2001-2018: años de facturas y asesoría arbitral
En ese periodo se habrían abonado más de 7,5 millones de euros a varias sociedades conectadas con Negreira y su entorno. Las facturas se justificaban en conceptos como informes técnicos sobre árbitros, análisis de partidos y asesoramiento en materia arbitral. Todo ello mientras Negreira ocupaba un cargo de máxima responsabilidad dentro del CTA.
2021-2022: actuación de la Agencia Tributaria y aviso a Fiscalía
En el marco de una inspección fiscal, Hacienda detecta movimientos económicos relevantes y solicita aclaraciones tanto a las empresas como al FC Barcelona. Al no quedar suficientemente acreditados los servicios prestados, la Agencia Tributaria remite la información a la Fiscalía, que inicia diligencias de investigación en 2022.
Febrero de 2023: el caso se hace público
El 15 de febrero de 2023 distintos medios de comunicación publican que la Fiscalía investiga los pagos del Barça a Negreira.

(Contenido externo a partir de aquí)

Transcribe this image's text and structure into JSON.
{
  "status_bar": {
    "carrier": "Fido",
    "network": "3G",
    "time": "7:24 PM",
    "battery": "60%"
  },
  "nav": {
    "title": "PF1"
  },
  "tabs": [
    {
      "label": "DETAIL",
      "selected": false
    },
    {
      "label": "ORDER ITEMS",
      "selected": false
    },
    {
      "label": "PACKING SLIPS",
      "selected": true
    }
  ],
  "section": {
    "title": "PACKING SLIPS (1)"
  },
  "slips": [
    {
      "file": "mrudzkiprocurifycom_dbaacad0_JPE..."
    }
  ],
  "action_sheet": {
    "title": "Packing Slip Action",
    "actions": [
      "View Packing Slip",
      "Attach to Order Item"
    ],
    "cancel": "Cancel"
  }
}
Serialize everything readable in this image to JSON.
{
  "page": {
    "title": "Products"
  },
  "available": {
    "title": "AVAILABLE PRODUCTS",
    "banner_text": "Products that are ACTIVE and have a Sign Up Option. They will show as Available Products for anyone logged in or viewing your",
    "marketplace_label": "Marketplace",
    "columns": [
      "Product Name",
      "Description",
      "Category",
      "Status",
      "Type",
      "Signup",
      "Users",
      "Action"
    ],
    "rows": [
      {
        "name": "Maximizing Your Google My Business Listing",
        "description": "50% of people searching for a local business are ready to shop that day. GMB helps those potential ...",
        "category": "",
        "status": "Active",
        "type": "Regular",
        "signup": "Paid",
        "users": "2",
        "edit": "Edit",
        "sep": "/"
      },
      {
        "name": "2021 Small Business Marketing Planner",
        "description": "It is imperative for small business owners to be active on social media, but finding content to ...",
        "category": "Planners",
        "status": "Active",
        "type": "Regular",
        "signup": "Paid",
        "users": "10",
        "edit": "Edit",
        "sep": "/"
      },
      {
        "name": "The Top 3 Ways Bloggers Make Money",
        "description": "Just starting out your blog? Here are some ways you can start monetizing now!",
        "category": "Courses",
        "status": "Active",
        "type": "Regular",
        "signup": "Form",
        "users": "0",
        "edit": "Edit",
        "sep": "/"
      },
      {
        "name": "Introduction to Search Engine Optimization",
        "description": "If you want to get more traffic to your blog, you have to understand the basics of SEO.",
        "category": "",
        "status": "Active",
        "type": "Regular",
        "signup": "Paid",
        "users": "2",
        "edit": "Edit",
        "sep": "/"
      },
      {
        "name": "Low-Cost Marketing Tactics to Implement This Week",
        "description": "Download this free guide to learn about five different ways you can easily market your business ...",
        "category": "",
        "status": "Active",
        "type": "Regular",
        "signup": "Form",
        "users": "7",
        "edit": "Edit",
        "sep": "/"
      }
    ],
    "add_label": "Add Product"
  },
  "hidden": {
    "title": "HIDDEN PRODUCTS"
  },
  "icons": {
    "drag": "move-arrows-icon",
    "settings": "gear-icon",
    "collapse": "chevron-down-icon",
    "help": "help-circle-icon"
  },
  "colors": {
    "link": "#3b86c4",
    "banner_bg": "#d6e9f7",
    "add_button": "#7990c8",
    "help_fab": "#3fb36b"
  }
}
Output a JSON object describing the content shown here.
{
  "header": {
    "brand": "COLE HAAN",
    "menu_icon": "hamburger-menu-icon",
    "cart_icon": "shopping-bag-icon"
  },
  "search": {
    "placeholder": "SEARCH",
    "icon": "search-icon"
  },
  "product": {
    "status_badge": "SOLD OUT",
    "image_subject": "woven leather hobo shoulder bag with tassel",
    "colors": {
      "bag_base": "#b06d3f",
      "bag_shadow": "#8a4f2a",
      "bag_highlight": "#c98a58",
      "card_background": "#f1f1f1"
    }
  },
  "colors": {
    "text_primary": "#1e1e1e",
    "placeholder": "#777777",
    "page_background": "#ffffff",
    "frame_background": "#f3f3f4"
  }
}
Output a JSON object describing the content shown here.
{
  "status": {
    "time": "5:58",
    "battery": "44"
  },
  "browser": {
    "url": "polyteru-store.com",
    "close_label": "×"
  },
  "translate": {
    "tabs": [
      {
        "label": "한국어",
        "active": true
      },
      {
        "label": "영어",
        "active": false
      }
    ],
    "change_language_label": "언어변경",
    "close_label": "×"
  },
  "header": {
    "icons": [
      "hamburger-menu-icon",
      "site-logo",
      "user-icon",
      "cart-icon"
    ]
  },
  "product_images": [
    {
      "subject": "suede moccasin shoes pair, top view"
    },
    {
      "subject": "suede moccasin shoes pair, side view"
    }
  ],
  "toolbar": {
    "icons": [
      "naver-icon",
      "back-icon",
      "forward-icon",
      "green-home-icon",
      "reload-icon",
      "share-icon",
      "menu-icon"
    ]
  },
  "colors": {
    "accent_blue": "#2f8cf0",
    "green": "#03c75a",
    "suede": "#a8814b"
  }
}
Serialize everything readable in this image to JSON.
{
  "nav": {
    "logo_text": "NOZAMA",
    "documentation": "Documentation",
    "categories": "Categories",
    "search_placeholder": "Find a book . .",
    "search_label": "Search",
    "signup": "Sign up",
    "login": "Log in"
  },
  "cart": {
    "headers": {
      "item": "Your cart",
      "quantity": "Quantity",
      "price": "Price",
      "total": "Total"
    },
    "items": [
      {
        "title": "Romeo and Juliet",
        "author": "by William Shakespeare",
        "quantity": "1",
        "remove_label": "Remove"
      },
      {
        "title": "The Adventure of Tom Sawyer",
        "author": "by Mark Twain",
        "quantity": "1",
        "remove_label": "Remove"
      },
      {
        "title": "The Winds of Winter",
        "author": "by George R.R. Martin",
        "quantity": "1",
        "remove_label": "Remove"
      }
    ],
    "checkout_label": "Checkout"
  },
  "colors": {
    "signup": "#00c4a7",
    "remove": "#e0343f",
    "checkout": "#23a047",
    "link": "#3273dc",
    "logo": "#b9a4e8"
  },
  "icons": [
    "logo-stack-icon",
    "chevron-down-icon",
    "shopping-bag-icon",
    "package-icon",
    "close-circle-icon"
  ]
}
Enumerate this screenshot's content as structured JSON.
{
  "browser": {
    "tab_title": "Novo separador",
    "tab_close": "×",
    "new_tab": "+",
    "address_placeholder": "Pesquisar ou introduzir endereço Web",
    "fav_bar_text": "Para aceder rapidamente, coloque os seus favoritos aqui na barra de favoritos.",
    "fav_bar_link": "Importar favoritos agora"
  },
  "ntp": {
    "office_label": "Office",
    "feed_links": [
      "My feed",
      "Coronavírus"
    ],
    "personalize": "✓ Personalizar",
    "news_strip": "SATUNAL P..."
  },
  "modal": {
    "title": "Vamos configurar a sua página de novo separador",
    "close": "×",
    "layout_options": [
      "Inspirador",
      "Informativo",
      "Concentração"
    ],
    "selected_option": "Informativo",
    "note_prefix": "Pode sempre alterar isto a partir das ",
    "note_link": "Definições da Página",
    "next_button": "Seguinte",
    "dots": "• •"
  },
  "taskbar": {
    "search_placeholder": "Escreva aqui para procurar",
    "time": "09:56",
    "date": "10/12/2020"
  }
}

A partir de ese momento el caso salta a la opinión pública, se multiplican las informaciones sobre facturas, empresas y posibles delitos, y la causa pasa a un juzgado de instrucción en Barcelona.
2023-2025: declaraciones y decisiones clave
Durante la instrucción se toma declaración a directivos, exdirectivos, técnicos y personas vinculadas al arbitraje. También se encuadran jurídicamente los hechos y se descartan algunos delitos inicialmente planteados, mientras se mantienen otros tipos penales en estudio. La causa se extiende en el tiempo debido a su complejidad y al volumen de documentación a analizar.
Situación actual de la instrucción
En la actualidad el procedimiento sigue abierto en fase de instrucción. El juzgado valora pruebas, informes periciales y testimonios antes de decidir si el caso pasa a juicio oral y contra quién, o si se archivan total o parcialmente las actuaciones. Hasta que se dicte resolución, no puede hablarse de culpabilidad ni condena para ninguno de los investigados.